Francisco Liriano, LHP, Twins: Got off to a horrendous start to the season and was moved to the bullpen. But the lefty who will be a free agent this winter is 3-2 with a 2.74 ERA and .175 opponents’ batting average since rejoining the rotation.
Cole Hamels, LHP, and Shane Victorino, OF, Phillies: The Phils already moved Charlie Manuel favorite Thome. Now these two mainstays, who are eligible for free agency at the end of the season, could be available for the right price.
Carlos Quentin, OF, Padres: Any team looking for some proven power should consider Quentin, who topped 20 homers in each of the past four years for the White Sox.
These guys better get healthy if their teams expect to have a chance to play into October.
CC Sabathia, LHP, Yankees: On the disabled list with a strained left groin, the Yankees desperately need their horse back at the top of the rotation.

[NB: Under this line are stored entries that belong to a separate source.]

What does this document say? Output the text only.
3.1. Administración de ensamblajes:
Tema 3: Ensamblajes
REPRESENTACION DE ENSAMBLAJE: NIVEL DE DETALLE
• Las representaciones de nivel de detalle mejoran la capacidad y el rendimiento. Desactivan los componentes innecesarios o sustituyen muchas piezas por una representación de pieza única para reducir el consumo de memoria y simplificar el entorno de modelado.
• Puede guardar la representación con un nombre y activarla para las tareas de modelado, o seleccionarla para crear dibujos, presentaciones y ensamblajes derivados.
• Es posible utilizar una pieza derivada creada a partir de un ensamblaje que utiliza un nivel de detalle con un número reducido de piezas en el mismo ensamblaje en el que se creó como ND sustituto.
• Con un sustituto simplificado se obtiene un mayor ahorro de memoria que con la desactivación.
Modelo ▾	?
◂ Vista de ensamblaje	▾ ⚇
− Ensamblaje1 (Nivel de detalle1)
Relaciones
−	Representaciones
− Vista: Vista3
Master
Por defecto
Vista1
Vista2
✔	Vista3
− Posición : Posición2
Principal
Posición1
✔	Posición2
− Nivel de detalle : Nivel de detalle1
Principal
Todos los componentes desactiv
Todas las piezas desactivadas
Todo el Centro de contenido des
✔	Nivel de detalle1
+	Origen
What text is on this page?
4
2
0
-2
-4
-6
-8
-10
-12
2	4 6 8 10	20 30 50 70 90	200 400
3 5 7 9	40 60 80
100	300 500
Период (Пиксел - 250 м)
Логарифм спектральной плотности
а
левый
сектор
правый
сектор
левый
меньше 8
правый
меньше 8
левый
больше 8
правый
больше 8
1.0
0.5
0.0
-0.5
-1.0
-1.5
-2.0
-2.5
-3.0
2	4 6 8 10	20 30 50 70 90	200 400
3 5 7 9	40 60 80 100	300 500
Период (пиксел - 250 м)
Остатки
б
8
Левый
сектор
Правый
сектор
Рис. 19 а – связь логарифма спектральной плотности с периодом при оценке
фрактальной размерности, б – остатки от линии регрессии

Evan Longoria, 3B, Rays: Longoria is on the shelf with a torn left hamstring that could keep him out for a while. In the meantime, the Rays will try to stay within shouting distance of the Yankees and the wild card.
Kemp, OF, Dodgers: He has emerged as perhaps the best player in the game, a “five-tool guy” who has given the Dodgers their swagger. But he’s played in just two games since May 14 because of a strained left hamstring.